Juristas dizem que apoio de Bolsonaro a Neymar fere ética do cargo
Especialistas em direito penal e constitucional viram a fala do presidente Jair Bolsonaro em manifestação de apoio a Neymar hoje como uma declaração que fere os direitos das mulheres, a ética do cargo e ‘infeliz’.
O presidente da República declarou em entrevista coletiva que “acredita em Neymar” no caso da acusação de estupro contra o jogador, a qual corre em segredo de justiça. “Espero dar um abraço no Neymar antes do jogo. É um garoto. Está num momento difícil, mas eu acredito nele”, afirmou Bolsonaro, que ainda se dirigiu ao jornalista que fez a pergunta sobre o caso.
O UOL ouviu juristas sobre a afirmação de Bolsonaro. No que diz respeito ao direito constitucional, os especialistas condenaram que o chefe do Executivo emita opinião sobre um inquérito policial que ainda não foi concluído.
“A afirmação feriu a ética a partir do momento que ele detém a mais alta função pública do país. Fere a ética do cargo, mas, fazendo uma análise técnica, não vai ser levado às consequências, que seria um impeachment por ferir o decoro. Se fosse levar rigorosamente a questão, poderíamos dizer que ele feriu o decoro, conforme consta na Constituição, lei 1079, a lei do impeachment. É uma afirmação leviana. Ele não pensa no que fala, é um comentário infeliz, ele fez esse comentário como pessoa, como qualquer um de nós. Um presidente não pode sair fazendo esse tipo de afirmação”, comentou Vera Chemim, advogada constitucionalista, mestre em direito público administrativo.
O item 7 da lei do impeachment diz que é crime contra a probidade da administração “proceder de modo incompatível com a dignidade, a honra e o decoro do cargo”.
Mônica Sapucaia Machado, doutora em direito Político e Econômico, ressalta que esse tipo de manifestação pública de um presidente da República é contrário ao que a Constituição garante em relação à violência contra mulheres.
“O Estado brasileiro rechaça a violência contra as mulheres. Esse é o problema do posicionamento. É diferente de dizer se o Neymar joga ou não bem. O posicionamento é contrário ao que a Constituição garante, não reforça o compromisso do Estado com relação à violência e é o papel dele reforçar. O ideal seria que não falasse nada. Que falasse que isso será tratado nos órgãos competentes ou se for falar, que espera um processo justo e eficiente e que o Brasil se compromete a garantir a segurança das mulheres brasileiras. Foi mais uma declaração infeliz, que reforça um posicionamento do atual governo de que não é prioridade o combate a violência contra mulher. Assim você autoriza os comentários machistas”, afirmou.

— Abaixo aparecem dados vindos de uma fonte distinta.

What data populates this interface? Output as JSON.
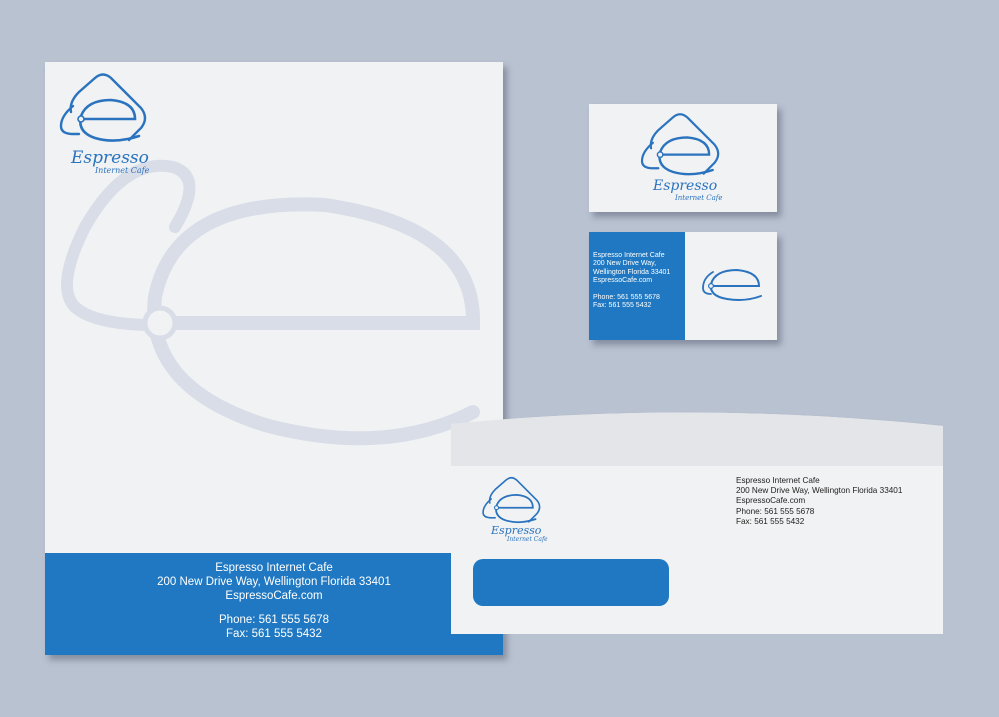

Na esfera criminal, Jair Bolsonaro se manifestou sobre um inquérito policial que ainda não foi concluído e corre em segredo de justiça. Iara Matos, advogada especializada em violência de gênero e criminal, explicou que o melhor seria não comentar sobre um assunto tão delicado.
“Ele não teria que se manifestar, nem abraçar o Neymar antes do final do inquérito policial. Ninguém pode falar que o Neymar e culpado ou inocente. Só quem pode determinar é a delegada depois da investigação O presidente vai na linha das pessoas que falam que ela deu bola e chega na hora ‘H’ não quer. Mas o homem consuma. O presidente está (seguindo) a lei que o homem podia matar em defesa da honra. Ele tem a cabeça de 50 anos atrás”, opinou.
“Bolsonaro não cometeu crime ao apoiar Neymar” João Paulo Martinelli, criminalista e professor de pós-graduação da Escola de Direito do Brasil, explicou que Bolsonaro poderia ter cometido crime se o caso de Neymar já tivesse sido julgado e o jogador, condenado.
“Não existe crime, porque o crime de apologia ao crime ou ao criminoso exige o dolo que é conhecimento que alguém já tenha sido condenado ou que tenha fama de ser criminoso e mesmo tendo conhecimento alguém público acabar exaltando a pessoa. Nesse caso do presidente, não é recomendável falar, porque é um caso em sigilo, vai ser investigado, que não se sabe exatamente o que aconteceu. Os crimes sexuais são sigilosos. Precisa haver prudência do presidente da República, porque está em investigação. Nenhuma autoridade deve se pronunciar”, comentou.
Maíra Cardoso Zapater, professora de Direito Penal da pós-graduação da FGV, classificou a fala como “imprudente”.
“Em termo penal, não há relevância. A fala demonstra um posicionamento que não surpreende ninguém, o Bolsonaro é conhecido por esse tipo de declaração machista, misógina, etc. Isso está dentro da liberdade de expressão, embora seja descuidada qualquer declaração nesse sentido por não saber os fatos. É uma fala imprudente”, disse.